Truncate shifted_times from the beginning - to iterate through useful elements only:

if len(useful) == 0:
    # all new columns will be `nan`s
    first_i = 0  # this value will never actually be used
    useful_shifted_times = np.array([], dtype=shifted_times.dtype)
else:
    first_i = useful[0]  # first_i == 2
    useful_shifted_times = shifted_times[first_i : ]

Find the corresponding index positions of df for each "useful" value.
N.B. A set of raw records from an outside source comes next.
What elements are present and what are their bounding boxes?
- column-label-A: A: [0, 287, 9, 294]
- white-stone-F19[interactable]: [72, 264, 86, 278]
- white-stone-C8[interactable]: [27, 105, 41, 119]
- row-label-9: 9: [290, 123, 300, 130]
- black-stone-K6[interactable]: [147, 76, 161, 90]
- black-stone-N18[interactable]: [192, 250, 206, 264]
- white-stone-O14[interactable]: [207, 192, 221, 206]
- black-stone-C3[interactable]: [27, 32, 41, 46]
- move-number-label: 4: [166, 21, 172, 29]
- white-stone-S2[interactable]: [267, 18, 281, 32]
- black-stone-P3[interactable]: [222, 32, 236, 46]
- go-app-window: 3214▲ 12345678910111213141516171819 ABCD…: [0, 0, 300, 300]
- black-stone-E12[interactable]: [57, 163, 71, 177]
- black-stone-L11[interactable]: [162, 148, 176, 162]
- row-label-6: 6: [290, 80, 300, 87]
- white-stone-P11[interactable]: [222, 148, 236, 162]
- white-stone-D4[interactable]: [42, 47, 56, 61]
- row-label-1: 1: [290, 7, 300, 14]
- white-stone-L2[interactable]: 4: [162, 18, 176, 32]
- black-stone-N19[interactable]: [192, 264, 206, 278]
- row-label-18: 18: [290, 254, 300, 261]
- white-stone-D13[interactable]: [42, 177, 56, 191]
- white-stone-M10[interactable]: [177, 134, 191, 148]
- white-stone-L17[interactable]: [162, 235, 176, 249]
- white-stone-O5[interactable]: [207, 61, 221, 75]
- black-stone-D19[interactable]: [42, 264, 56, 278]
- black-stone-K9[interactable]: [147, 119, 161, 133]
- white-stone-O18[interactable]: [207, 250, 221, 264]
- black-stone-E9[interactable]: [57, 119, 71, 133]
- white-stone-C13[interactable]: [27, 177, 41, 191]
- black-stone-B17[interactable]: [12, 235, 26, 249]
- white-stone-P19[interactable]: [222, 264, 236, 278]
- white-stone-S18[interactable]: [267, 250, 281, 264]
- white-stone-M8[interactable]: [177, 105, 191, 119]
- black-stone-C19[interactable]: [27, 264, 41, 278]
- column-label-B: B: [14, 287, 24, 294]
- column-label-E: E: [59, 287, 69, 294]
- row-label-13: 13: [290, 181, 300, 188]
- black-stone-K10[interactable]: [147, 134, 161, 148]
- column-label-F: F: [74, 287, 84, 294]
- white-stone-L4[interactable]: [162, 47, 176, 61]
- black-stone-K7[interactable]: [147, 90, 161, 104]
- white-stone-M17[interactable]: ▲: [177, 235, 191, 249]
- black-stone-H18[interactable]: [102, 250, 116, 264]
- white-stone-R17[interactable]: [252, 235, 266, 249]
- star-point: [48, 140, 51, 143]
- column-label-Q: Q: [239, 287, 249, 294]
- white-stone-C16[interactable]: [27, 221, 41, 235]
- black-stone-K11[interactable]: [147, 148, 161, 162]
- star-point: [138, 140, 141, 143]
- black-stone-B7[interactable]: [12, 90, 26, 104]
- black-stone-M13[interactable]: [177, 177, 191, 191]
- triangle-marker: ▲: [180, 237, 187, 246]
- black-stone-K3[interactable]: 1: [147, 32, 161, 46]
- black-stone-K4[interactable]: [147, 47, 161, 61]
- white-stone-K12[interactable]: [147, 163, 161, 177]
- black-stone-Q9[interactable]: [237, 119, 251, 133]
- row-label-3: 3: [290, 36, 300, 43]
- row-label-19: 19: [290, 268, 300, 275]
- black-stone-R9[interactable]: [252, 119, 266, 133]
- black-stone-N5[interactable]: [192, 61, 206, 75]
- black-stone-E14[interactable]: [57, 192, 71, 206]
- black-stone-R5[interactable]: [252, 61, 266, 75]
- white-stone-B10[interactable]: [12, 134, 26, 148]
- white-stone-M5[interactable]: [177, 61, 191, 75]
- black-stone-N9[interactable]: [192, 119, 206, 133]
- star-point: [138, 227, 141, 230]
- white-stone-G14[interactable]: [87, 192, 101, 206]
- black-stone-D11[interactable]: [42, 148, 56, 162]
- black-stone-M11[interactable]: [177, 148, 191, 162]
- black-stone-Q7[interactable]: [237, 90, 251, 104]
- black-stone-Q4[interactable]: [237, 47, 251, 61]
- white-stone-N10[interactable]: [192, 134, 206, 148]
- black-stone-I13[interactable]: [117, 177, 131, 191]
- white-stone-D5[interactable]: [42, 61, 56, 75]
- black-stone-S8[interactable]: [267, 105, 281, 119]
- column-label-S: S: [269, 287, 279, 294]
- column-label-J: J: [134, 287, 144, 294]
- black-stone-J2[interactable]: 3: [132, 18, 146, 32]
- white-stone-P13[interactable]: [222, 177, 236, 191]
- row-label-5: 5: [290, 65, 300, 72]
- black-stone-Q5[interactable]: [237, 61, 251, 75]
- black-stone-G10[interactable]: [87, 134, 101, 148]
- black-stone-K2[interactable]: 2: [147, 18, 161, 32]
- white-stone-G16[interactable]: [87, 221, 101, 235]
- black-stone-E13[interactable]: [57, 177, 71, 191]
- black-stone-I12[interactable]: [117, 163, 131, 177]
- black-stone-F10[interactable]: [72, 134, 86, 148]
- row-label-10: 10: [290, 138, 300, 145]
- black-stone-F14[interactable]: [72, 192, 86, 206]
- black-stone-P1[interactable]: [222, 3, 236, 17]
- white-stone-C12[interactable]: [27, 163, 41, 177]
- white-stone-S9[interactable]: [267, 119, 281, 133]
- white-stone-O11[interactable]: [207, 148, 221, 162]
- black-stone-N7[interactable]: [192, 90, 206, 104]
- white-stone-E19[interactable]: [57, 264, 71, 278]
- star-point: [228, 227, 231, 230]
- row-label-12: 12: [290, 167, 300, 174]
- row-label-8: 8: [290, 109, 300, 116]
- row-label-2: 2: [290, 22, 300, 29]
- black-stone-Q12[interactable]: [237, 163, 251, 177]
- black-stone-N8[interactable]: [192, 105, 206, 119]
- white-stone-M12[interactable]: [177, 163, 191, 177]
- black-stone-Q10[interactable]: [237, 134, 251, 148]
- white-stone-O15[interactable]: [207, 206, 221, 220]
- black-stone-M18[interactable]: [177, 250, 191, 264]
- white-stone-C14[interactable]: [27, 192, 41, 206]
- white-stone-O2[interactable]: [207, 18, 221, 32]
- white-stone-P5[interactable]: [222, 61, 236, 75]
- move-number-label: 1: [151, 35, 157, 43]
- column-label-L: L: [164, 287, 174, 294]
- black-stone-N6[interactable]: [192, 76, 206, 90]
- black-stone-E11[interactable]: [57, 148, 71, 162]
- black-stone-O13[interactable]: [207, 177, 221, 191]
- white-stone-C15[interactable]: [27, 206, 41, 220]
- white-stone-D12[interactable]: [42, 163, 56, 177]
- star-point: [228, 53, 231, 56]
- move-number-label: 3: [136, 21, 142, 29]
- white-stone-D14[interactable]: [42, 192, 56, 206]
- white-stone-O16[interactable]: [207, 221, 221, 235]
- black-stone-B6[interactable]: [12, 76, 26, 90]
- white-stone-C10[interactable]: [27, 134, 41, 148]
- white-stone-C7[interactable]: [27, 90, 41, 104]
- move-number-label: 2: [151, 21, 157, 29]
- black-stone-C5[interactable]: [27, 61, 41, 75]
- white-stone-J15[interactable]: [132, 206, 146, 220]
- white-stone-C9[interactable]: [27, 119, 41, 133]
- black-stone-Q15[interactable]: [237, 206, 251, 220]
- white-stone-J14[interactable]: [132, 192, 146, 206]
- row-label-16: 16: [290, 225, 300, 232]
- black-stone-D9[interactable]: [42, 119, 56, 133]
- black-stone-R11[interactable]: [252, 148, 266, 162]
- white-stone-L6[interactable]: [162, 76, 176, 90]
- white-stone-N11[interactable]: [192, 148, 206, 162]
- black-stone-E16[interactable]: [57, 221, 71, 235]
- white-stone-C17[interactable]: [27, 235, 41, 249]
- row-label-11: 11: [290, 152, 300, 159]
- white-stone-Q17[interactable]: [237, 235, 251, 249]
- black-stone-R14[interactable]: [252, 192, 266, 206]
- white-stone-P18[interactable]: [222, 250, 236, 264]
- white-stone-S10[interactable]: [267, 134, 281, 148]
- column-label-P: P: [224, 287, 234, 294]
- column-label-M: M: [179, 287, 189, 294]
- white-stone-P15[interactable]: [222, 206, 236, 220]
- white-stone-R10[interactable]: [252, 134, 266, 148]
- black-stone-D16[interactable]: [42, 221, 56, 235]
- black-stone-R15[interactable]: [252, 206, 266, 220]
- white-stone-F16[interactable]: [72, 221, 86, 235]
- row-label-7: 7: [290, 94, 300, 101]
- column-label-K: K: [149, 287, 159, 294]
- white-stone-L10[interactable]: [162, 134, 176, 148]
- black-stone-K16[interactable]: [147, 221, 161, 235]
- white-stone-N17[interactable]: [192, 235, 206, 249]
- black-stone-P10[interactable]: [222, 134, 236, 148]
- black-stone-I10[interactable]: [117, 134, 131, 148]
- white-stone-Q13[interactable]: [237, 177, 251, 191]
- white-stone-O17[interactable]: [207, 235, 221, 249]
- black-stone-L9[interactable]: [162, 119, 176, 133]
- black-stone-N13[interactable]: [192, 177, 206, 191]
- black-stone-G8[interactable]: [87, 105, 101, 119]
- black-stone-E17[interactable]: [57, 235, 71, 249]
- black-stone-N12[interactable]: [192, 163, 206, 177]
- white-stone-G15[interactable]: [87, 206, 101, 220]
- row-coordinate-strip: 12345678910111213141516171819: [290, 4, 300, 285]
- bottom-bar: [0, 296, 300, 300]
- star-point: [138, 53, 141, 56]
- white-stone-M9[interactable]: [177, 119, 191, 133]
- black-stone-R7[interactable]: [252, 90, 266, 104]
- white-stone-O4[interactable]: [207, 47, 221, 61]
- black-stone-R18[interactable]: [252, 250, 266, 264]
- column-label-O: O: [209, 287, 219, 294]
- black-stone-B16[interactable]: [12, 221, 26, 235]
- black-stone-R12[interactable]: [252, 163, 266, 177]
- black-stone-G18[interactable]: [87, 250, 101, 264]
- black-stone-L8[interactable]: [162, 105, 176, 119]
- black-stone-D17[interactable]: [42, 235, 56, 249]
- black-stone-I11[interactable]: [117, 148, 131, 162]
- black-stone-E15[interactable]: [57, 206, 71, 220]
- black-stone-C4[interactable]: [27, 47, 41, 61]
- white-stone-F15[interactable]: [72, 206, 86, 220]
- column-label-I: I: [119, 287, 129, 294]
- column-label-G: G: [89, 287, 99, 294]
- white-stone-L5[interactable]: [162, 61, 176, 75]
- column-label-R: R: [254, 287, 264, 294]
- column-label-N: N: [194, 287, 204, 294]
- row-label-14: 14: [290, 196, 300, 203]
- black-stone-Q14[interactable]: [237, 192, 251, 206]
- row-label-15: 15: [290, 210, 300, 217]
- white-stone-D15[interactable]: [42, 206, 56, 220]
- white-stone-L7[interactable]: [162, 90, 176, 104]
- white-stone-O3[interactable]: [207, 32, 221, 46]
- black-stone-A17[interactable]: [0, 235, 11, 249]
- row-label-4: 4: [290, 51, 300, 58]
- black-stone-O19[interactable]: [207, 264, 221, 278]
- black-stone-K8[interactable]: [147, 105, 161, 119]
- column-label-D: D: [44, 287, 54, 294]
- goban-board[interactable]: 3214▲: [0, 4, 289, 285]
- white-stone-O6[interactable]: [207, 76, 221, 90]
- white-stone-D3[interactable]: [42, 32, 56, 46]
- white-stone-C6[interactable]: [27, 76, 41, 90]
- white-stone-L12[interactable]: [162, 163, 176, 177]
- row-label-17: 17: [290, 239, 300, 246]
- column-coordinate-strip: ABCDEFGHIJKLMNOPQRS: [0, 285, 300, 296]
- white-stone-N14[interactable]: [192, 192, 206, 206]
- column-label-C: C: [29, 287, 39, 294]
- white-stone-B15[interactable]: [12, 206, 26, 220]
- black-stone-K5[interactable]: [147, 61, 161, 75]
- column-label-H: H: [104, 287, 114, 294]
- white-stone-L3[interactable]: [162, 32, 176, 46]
(these index positions are essentially the indices of times that are selected for each element of useful_shifted_times):

selected_indices = []

# Iterate through `useful_shifted_times` one by one:
# (`i` starts at `first_i`)
for i, shifted_time in enumerate(useful_shifted_times, first_i):
    selected_index = np.nonzero(times[: i] <= shifted_time)[0][-1]
    selected_indices.append(selected_index)

# selected_indices == [0, 0, 3]

Selected rows:

df_nearest = df.iloc[selected_indices].add_suffix('_nearest')

	Datetime_nearest	A_nearest	B_nearest
0	2016-01-01 00:00:00	10	20
0	2016-01-01 00:00:00	10	20
3	2016-01-01 00:00:21	13	23

Replace indices of df_nearest to match those of the corresponding rows of df.

(basically, that is the last len(selected_indices) indices):

df_nearest.index = df.index[len(df) - len(selected_indices) : ]

	Datetime_nearest	A_nearest	B_nearest
2	2016-01-01 00:00:00	10	20
3	2016-01-01 00:00:00	10	20
4	2016-01-01 00:00:21	13	23

Append the selected rows to the original dataframe to get the final result:

new_df = df.join(df_nearest)

	Datetime	A	B	Datetime_nearest	A_nearest	B_nearest
0	2016-01-01 00:00:00	10	20	NaT	nan	nan
1	2016-01-01 00:00:19	11	21	NaT	nan	nan
2	2016-01-01 00:00:20	12	22	2016-01-01 00:00:00	10	20
3	2016-01-01 00:00:21	13	23	2016-01-01 00:00:00	10	20
4	2016-01-01 00:00:50	14	24	2016-01-01 00:00:21	13	23

Note: NaT stands for 'Not a Time'. It is the equivalent of nan for time values.

Note: it also works as expected even if all the last 'Datetime' - 20 sec is before the very first 'Datetime' --> all new columns will be nans.